Dari keterangan pihak kepolisian, alasannya membuat konten tersebut hanya untuk bersenang-senang. Padahal, dampak dari kebohongannya tersebut dapat mencemarkan nama baik Kepolisian Republik Indonesia karena aktivitas informasi dalam unggahan konten yang ia buat. Bahkan RW selaku kekasihnya juga tidak mengetahui bahwa pada realitanya, selama ini RA bukan polisi sungguhan. RA hanya membeli seragam polisi secara online untuk melakukan hal guna memperoleh kesenangannya sendiri.
Beberapa contoh fenomena kebohongan yang terjadi, dapat dilihat bahwa media sosial TikTok termasuk salah satu medium komunikasi massa yang di dalamnya dapat mengandung kebohongan. Dalam studi ilmu komunikasi telah dijelaskan bahwasannya ada salah satu teori yang disebut IDT (Interpersonal Deception the Theory) atau Teori Kebohongan Antarpribadi.
Jika didasarkan menggunakan teori tersebut, fenomena kebohongan itu terjadi karena ada beragam motif yang membuat individu melakukan kebohongan. Yang pertama, individu secara sengaja melakukan penipuan dan menyesatkan informasi kepada orang lain. Kedua, individu menghindari supaya tidak menyakiti hati atau menyinggung perasaan orang lain. Ketiga, menghindari konflik dan mempercepat atau memperlambat hubungan.
Maka itu, dari semua pembahasan di atas bisa disimpulkan bahwa era self-media memiliki pengaruh yang membuat individu kerap melakukan aktivitas kebohongan. Kebutuhan citra diri, meningkatkan engagement dari akun mereka, membuat banyak orang yang minim ide positif bertindak menggunakan cara yang negatif, dengan salah satunya melakukan unsur kebohongan.
Padahal, cara negatif itu berdampak tidak hanya ke diri pelaku, namun juga berdampak ke orang lain. Tentu, kita sebagai pengguna media sosial, khususnya seorang content creator harus membuat konten-konten positif yang real dan dapat dipertanggung jawabkan. Semua konsep konten yang dibuat juga tidak boleh mengandung unsur kecurangan dan menyesatkan orang lain.

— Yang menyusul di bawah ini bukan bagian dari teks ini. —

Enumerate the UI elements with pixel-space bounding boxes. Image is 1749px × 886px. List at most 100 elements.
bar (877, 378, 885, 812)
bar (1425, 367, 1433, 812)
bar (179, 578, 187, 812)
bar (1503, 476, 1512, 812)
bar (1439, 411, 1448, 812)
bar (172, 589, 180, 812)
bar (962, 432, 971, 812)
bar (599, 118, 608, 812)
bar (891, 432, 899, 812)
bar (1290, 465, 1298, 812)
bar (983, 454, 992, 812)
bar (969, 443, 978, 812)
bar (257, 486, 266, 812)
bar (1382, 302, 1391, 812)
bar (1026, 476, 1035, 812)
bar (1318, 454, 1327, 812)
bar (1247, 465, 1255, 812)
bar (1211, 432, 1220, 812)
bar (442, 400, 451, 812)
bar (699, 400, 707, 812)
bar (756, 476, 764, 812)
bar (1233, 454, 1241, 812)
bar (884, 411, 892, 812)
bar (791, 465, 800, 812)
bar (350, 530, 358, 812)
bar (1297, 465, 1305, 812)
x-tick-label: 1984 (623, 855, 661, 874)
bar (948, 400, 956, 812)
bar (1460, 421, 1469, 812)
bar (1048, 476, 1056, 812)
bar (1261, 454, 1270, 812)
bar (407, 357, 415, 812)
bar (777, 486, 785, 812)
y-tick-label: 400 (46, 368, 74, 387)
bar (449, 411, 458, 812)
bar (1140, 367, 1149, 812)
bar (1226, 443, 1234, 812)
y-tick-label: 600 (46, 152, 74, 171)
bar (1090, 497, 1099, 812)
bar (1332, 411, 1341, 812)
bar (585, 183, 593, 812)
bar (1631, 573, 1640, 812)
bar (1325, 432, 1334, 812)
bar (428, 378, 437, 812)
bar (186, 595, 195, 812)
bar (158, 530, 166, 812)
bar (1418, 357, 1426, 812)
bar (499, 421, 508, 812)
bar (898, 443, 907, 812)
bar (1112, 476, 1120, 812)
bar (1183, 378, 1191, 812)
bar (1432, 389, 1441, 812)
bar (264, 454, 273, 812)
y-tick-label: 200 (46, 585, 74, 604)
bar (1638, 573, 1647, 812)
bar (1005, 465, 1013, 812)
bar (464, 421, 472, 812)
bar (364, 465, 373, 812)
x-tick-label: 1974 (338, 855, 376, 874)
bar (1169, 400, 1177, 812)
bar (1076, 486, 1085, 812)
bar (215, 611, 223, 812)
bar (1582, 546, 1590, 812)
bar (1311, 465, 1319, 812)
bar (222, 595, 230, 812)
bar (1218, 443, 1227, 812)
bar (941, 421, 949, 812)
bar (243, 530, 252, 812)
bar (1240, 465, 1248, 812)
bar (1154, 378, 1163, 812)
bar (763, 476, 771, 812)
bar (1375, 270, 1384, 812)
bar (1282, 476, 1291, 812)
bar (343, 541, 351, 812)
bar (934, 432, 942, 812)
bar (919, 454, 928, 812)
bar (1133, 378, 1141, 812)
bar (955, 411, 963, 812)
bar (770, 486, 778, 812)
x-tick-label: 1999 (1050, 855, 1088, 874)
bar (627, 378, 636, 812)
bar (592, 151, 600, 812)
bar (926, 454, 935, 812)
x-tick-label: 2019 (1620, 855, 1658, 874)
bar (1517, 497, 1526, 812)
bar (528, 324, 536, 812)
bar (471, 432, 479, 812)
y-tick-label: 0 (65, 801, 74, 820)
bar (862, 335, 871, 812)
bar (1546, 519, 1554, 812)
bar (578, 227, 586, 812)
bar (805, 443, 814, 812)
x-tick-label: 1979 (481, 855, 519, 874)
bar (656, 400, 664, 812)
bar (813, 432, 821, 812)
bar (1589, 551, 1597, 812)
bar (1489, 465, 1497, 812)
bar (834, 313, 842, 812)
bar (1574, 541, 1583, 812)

Sebaliknya, sebagai pengguna media sosial juga meski hanya bertindak sebagai penonton atau pelihat konten saja, kita harus cermat dalam mengkonsumsi konten-konten yang ada di media sosial. Beberapa poin penting yang perlu diketahui adalah, memastikan identitas dari akun yang kita ikuti. Perhatikan setiap akun yang kita ikuti. Apakah akun tersebut dikelola pribadi, atau milik sebuah kelompok dan organisasi. Periksa latar belakang dari akun tersebut, dan periksa fakta-faktanya. Tidak menelan mentah-mentah apapun jenis konten, dan tidak mudah percaya dengan konten di media sosial. Apalagi di era self-media banyak konten yang dapat dimanipulasi. Berhati-hati dengan konten provokatif.
Kita juga harus memahami bahwa media sosial adalah entertainment. Punya batasan penggunaan. Semakin sering seseorang melihat sebuah konten, makin mudah untuk mereka percaya, karena konten-konten media sosial punya kekuatan mempengaruhi persepsi. Meskipun tidak semua yang ada di media sosial itu palsu, tetap saja kita perlu memiliki kewaspadaan diri dan berhati-hati.